Whenever you have an inkling that it might be a scam, check the URLs in the email,

Tips and tools to check links in emails without clicking

The simple answer to this is to hover over any obscured link. The pop-up window will show you exactly where it’s looking you to go. If it is an exact destination you know, then you can trust it a little more, but not 100%. Eg. https:// pay-pal.com is a completely different destination to https:// paypal.com and shouldn’t be trusted.

https://www.nicva.org/article/tips-and-tools-to-check-links-…

Check the URL’s location (IP address) use
https://www.iplocation.net or https://geoiplookup.net/ip-lookup/

Check the email addresses using View->Message-All Headers or View->Message-Raw Source (Mac mail)

The Captain
be a Fool, not a fool!

4 Likes

If I got a call like that, I’d check my account on line to see what has been charged lately. If I didn’t see the charge there, I’d get pretty suspicious about the caller.

–Peter

If I got a call like that, I’d check my account on line to see what has been charged lately. If I didn’t see the charge there, I’d get pretty suspicious about the caller.

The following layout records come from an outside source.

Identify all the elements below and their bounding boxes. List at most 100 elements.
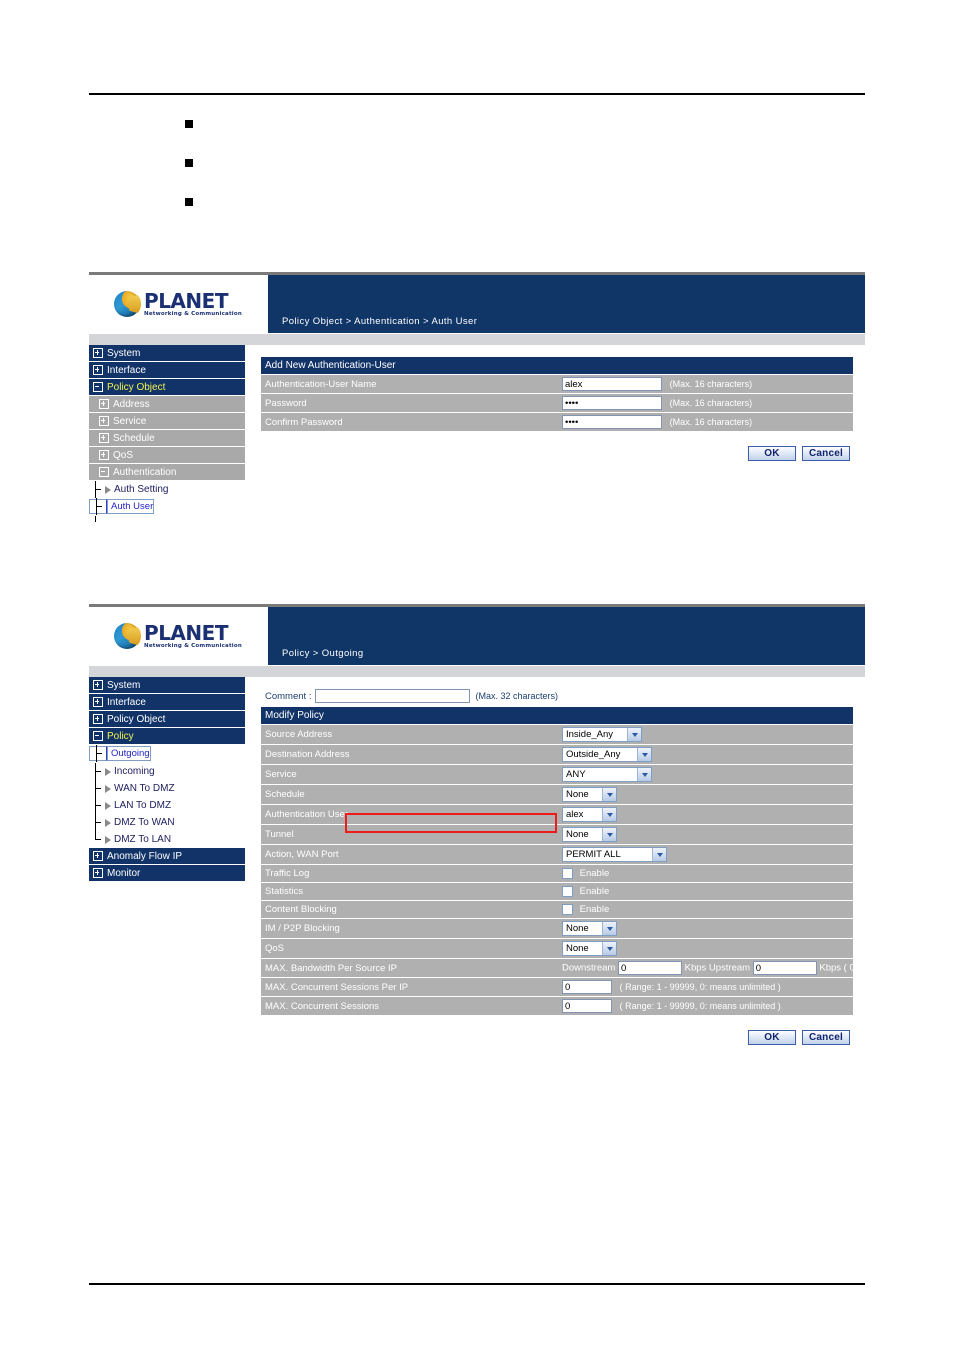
sidebar-item-schedule[interactable]: Schedule: [89, 430, 245, 447]
cancel-button[interactable]: Cancel: [802, 1030, 850, 1045]
table-row: Tunnel None: [261, 824, 853, 845]
service-select[interactable]: ANY: [562, 767, 652, 782]
destination-address-value: Outside_Any: [566, 749, 621, 760]
max-sessions-per-ip-input[interactable]: 0: [562, 980, 612, 994]
upstream-input[interactable]: 0: [752, 961, 817, 975]
chevron-down-icon[interactable]: [602, 922, 616, 935]
tree-connector-icon: [94, 498, 106, 516]
table-row: MAX. Bandwidth Per Source IP Downstream …: [261, 958, 935, 978]
field-cell-tunnel: None: [557, 824, 853, 845]
action-wan-port-select[interactable]: PERMIT ALL: [562, 847, 667, 862]
planet-globe-icon: [114, 291, 141, 317]
sidebar-item-label: System: [107, 347, 141, 359]
cancel-button[interactable]: Cancel: [802, 446, 850, 461]
sidebar-item-dmz-to-wan[interactable]: DMZ To WAN: [89, 814, 245, 831]
schedule-select[interactable]: None: [562, 787, 617, 802]
content-blocking-checkbox-label: Enable: [579, 903, 610, 915]
chevron-down-icon[interactable]: [602, 788, 616, 801]
list-item: [185, 116, 785, 155]
plus-icon[interactable]: [99, 399, 109, 409]
chevron-down-icon[interactable]: [627, 728, 641, 741]
field-cell-destination-address: Outside_Any: [557, 744, 853, 765]
sidebar-item-lan-to-dmz[interactable]: LAN To DMZ: [89, 797, 245, 814]
minus-icon[interactable]: [99, 467, 109, 477]
sidebar-item-monitor[interactable]: Monitor: [89, 865, 245, 882]
arrow-right-icon: [105, 835, 111, 844]
ok-button[interactable]: OK: [748, 1030, 796, 1045]
traffic-log-checkbox[interactable]: [562, 867, 573, 879]
sidebar-item-label: WAN To DMZ: [114, 783, 175, 794]
chevron-down-icon[interactable]: [652, 848, 666, 861]
sidebar-item-auth-setting[interactable]: Auth Setting: [89, 481, 245, 498]
chevron-down-icon[interactable]: [602, 942, 616, 955]
chevron-down-icon[interactable]: [637, 748, 651, 761]
sidebar-item-interface[interactable]: Interface: [89, 694, 245, 711]
sidebar-item-label: LAN To DMZ: [114, 800, 172, 811]
sidebar-item-policy-object[interactable]: Policy Object: [89, 711, 245, 728]
sidebar-item-authentication[interactable]: Authentication: [89, 464, 245, 481]
sidebar-item-policy[interactable]: Policy: [89, 728, 245, 745]
plus-icon[interactable]: [93, 851, 103, 861]
qos-select[interactable]: None: [562, 941, 617, 956]
confirm-password-input[interactable]: ••••: [562, 415, 662, 429]
comment-hint: (Max. 32 characters): [475, 691, 558, 701]
kbps-upstream-label: Kbps Upstream: [684, 962, 751, 974]
chevron-down-icon[interactable]: [637, 768, 651, 781]
sidebar-item-service[interactable]: Service: [89, 413, 245, 430]
sidebar-item-incoming[interactable]: Incoming: [89, 763, 245, 780]
plus-icon[interactable]: [93, 868, 103, 878]
chevron-down-icon[interactable]: [602, 828, 616, 841]
banner-title-area: Policy Object > Authentication > Auth Us…: [268, 275, 865, 333]
plus-icon[interactable]: [93, 680, 103, 690]
field-label-tunnel: Tunnel: [261, 824, 557, 845]
add-auth-user-table: Add New Authentication-User Authenticati…: [261, 357, 853, 432]
content-blocking-checkbox[interactable]: [562, 903, 573, 915]
ok-button[interactable]: OK: [748, 446, 796, 461]
sidebar-item-system[interactable]: System: [89, 677, 245, 694]
statistics-checkbox[interactable]: [562, 885, 573, 897]
sidebar-item-address[interactable]: Address: [89, 396, 245, 413]
sidebar-item-label: Schedule: [113, 432, 155, 444]
minus-icon[interactable]: [93, 382, 103, 392]
panel-title-row: Add New Authentication-User: [261, 357, 853, 375]
plus-icon[interactable]: [99, 450, 109, 460]
plus-icon[interactable]: [93, 697, 103, 707]
password-input[interactable]: ••••: [562, 396, 662, 410]
tunnel-select[interactable]: None: [562, 827, 617, 842]
sidebar-item-label: Address: [113, 398, 150, 410]
sidebar-item-wan-to-dmz[interactable]: WAN To DMZ: [89, 780, 245, 797]
plus-icon[interactable]: [99, 416, 109, 426]
tree-connector-tail-icon: [89, 516, 245, 526]
sidebar-item-label: QoS: [113, 449, 134, 461]
chevron-down-icon[interactable]: [602, 808, 616, 821]
authentication-user-select[interactable]: alex: [562, 807, 617, 822]
plus-icon[interactable]: [93, 714, 103, 724]
destination-address-select[interactable]: Outside_Any: [562, 747, 652, 762]
banner-title-area: Policy > Outgoing: [268, 607, 865, 665]
comment-input[interactable]: [315, 689, 471, 703]
arrow-right-icon: [106, 746, 108, 762]
sidebar-item-policy-object[interactable]: Policy Object: [89, 379, 245, 396]
im-p2p-blocking-select[interactable]: None: [562, 921, 617, 936]
kbps-unlimited-hint: Kbps ( 0: means unlimited ): [819, 962, 936, 974]
downstream-input[interactable]: 0: [617, 961, 682, 975]
max-sessions-input[interactable]: 0: [562, 999, 612, 1013]
sidebar-item-outgoing[interactable]: Outgoing: [89, 745, 151, 763]
max-sessions-hint: ( Range: 1 - 99999, 0: means unlimited ): [619, 1001, 781, 1011]
sidebar-item-dmz-to-lan[interactable]: DMZ To LAN: [89, 831, 245, 848]
plus-icon[interactable]: [93, 348, 103, 358]
source-address-select[interactable]: Inside_Any: [562, 727, 642, 742]
breadcrumb: Policy > Outgoing: [282, 648, 364, 659]
sidebar-item-system[interactable]: System: [89, 345, 245, 362]
minus-icon[interactable]: [93, 731, 103, 741]
plus-icon[interactable]: [99, 433, 109, 443]
auth-user-name-input[interactable]: alex: [562, 377, 662, 391]
sidebar-item-qos[interactable]: QoS: [89, 447, 245, 464]
arrow-right-icon: [106, 499, 108, 515]
sidebar-item-auth-user[interactable]: Auth User: [89, 498, 155, 516]
sub-toolbar: [89, 333, 865, 345]
sidebar-item-interface[interactable]: Interface: [89, 362, 245, 379]
sidebar-item-anomaly-flow-ip[interactable]: Anomaly Flow IP: [89, 848, 245, 865]
plus-icon[interactable]: [93, 365, 103, 375]
field-label-schedule: Schedule: [261, 784, 557, 805]
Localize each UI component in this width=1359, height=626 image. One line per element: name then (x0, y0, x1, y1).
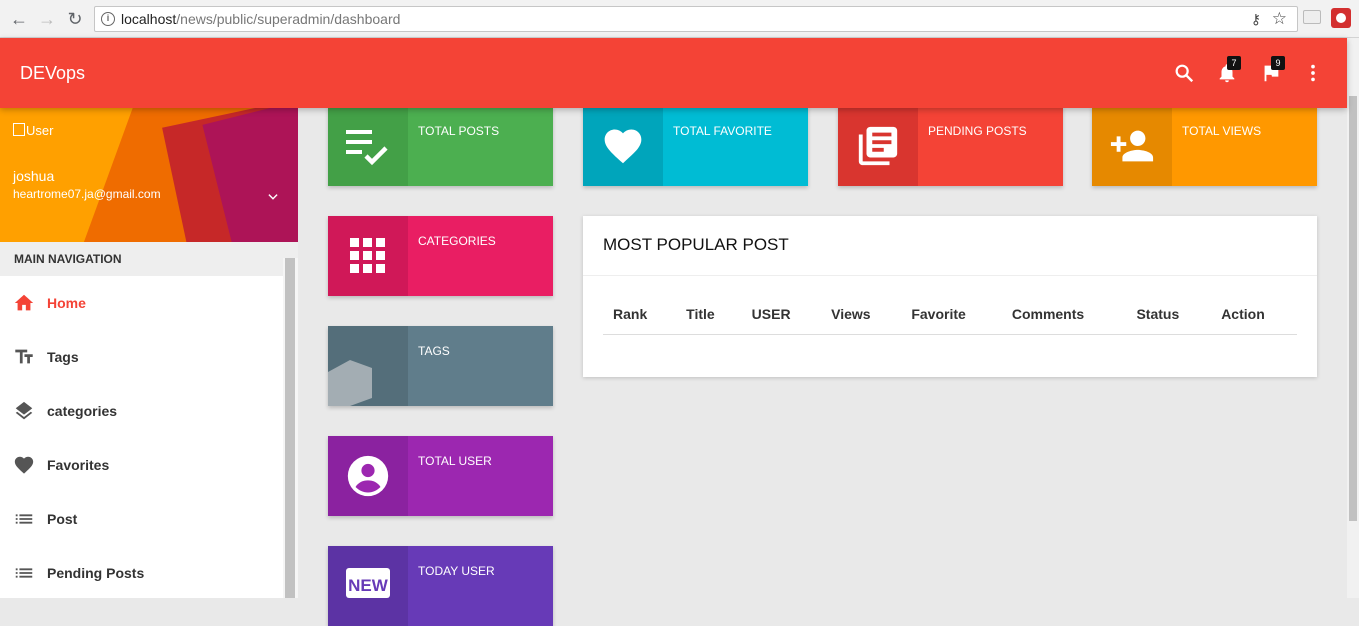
sidebar-item-favorites[interactable]: Favorites (0, 438, 283, 492)
tag-icon (328, 360, 372, 406)
sidebar-item-tags[interactable]: Tags (0, 330, 283, 384)
info-box-label: TOTAL FAVORITE (673, 124, 772, 138)
column-header-action[interactable]: Action (1211, 296, 1297, 335)
info-box-label: PENDING POSTS (928, 124, 1027, 138)
user-email: heartrome07.ja@gmail.com (13, 187, 161, 201)
card-title: MOST POPULAR POST (583, 216, 1317, 276)
sidebar-item-post[interactable]: Post (0, 492, 283, 546)
notifications-button[interactable]: 7 (1216, 56, 1241, 84)
more-vert-icon[interactable] (1302, 62, 1324, 84)
home-icon (14, 294, 34, 311)
info-box-label: CATEGORIES (418, 234, 496, 248)
sidebar-scrollbar-thumb[interactable] (285, 258, 295, 598)
page-scrollbar-thumb[interactable] (1349, 96, 1357, 521)
new-badge-icon: NEW (346, 568, 390, 598)
info-box-total-posts[interactable]: TOTAL POSTS (328, 106, 553, 186)
list-icon (15, 568, 33, 578)
library-books-icon (858, 126, 898, 166)
forward-icon[interactable]: → (36, 8, 58, 30)
avatar: User (13, 123, 53, 138)
text-fields-icon (15, 349, 33, 364)
search-icon[interactable] (1173, 62, 1195, 84)
notifications-badge: 7 (1227, 56, 1241, 70)
chevron-down-icon[interactable] (266, 190, 280, 204)
star-icon[interactable]: ☆ (1272, 9, 1287, 29)
column-header-rank[interactable]: Rank (603, 296, 677, 335)
sidebar-item-label: Pending Posts (47, 565, 145, 581)
extension-mail-icon[interactable] (1303, 10, 1321, 24)
info-box-label: TOTAL USER (418, 454, 492, 468)
url-path: /news/public/superadmin/dashboard (176, 11, 401, 27)
playlist-check-icon (346, 130, 388, 166)
sidebar-item-label: Tags (47, 349, 79, 365)
back-icon[interactable]: ← (8, 8, 30, 30)
apps-grid-icon (350, 238, 385, 273)
info-box-categories[interactable]: CATEGORIES (328, 216, 553, 296)
table-header-row: Rank Title USER Views Favorite Comments Status… (603, 296, 1297, 335)
sidebar: User joshua heartrome07.ja@gmail.com MAI… (0, 108, 298, 598)
address-bar[interactable]: i localhost/news/public/superadmin/dashb… (94, 6, 1298, 32)
heart-icon (14, 456, 34, 474)
column-header-user[interactable]: USER (741, 296, 822, 335)
most-popular-card: MOST POPULAR POST Rank Title USER Views Favo… (583, 216, 1317, 377)
brand-title[interactable]: DEVops (20, 63, 85, 84)
info-box-label: TAGS (418, 344, 450, 358)
sidebar-item-label: Post (47, 511, 78, 527)
url-text[interactable]: localhost/news/public/superadmin/dashboa… (121, 11, 400, 27)
column-header-comments[interactable]: Comments (1001, 296, 1127, 335)
sidebar-item-label: Favorites (47, 457, 110, 473)
info-box-total-user[interactable]: TOTAL USER (328, 436, 553, 516)
nav-list: Home Tags categories Favorites Post Pend… (0, 276, 283, 600)
column-header-title[interactable]: Title (676, 296, 742, 335)
column-header-status[interactable]: Status (1126, 296, 1212, 335)
info-box-today-user[interactable]: NEW TODAY USER (328, 546, 553, 626)
sidebar-scrollbar[interactable] (283, 258, 298, 598)
sidebar-item-label: categories (47, 403, 118, 419)
sidebar-item-categories[interactable]: categories (0, 384, 283, 438)
browser-toolbar: ← → ↻ i localhost/news/public/superadmin… (0, 0, 1359, 38)
popular-posts-table: Rank Title USER Views Favorite Comments Status… (603, 296, 1297, 335)
sidebar-item-pending-posts[interactable]: Pending Posts (0, 546, 283, 600)
nav-header: MAIN NAVIGATION (0, 242, 298, 276)
svg-text:NEW: NEW (348, 576, 389, 595)
user-name: joshua (13, 168, 55, 184)
info-box-tags[interactable]: TAGS (328, 326, 553, 406)
layers-icon (15, 401, 33, 420)
page-scrollbar[interactable] (1347, 38, 1359, 598)
info-box-label: TODAY USER (418, 564, 495, 578)
reload-icon[interactable]: ↻ (64, 8, 86, 30)
info-icon[interactable]: i (101, 12, 115, 26)
url-host: localhost (121, 11, 177, 27)
person-add-icon (1110, 130, 1154, 162)
column-header-favorite[interactable]: Favorite (901, 296, 1002, 335)
sidebar-item-home[interactable]: Home (0, 276, 283, 330)
info-box-label: TOTAL VIEWS (1182, 124, 1262, 138)
flags-badge: 9 (1271, 56, 1285, 70)
app-bar: DEVops 7 9 (0, 38, 1347, 108)
account-circle-icon (347, 455, 389, 497)
column-header-views[interactable]: Views (821, 296, 902, 335)
info-box-label: TOTAL POSTS (418, 124, 500, 138)
sidebar-item-label: Home (47, 295, 86, 311)
user-info: User joshua heartrome07.ja@gmail.com (0, 108, 298, 242)
list-icon (15, 514, 33, 524)
flags-button[interactable]: 9 (1260, 56, 1285, 84)
extension-icon[interactable] (1331, 8, 1351, 28)
key-icon[interactable]: ⚷ (1251, 11, 1261, 28)
info-box-total-favorite[interactable]: TOTAL FAVORITE (583, 106, 808, 186)
heart-icon (604, 129, 642, 164)
info-box-total-views[interactable]: TOTAL VIEWS (1092, 106, 1317, 186)
info-box-pending-posts[interactable]: PENDING POSTS (838, 106, 1063, 186)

That’s what I do when I get those calls that say “a $300 purchase has been made on your Amazon account. If you did not make this purchase, call us now”. Of course, it helps that I never answer the phone, so I have a message on my answering machine, so I can’t be panicked/rushed into divulging anything.

I received an e-mail a while back, supposedly from Experian, saying “click this link to enroll in your free account due to the credit agency breech settlement”. No thanks. I called Experian first to see if the e-mail was legit, and I looked up the phone number on Experian’s site, rather than call the number in the e-mail. Yes, the e-mail was legit. Gave me the willies providing all the information for their “monitoring”.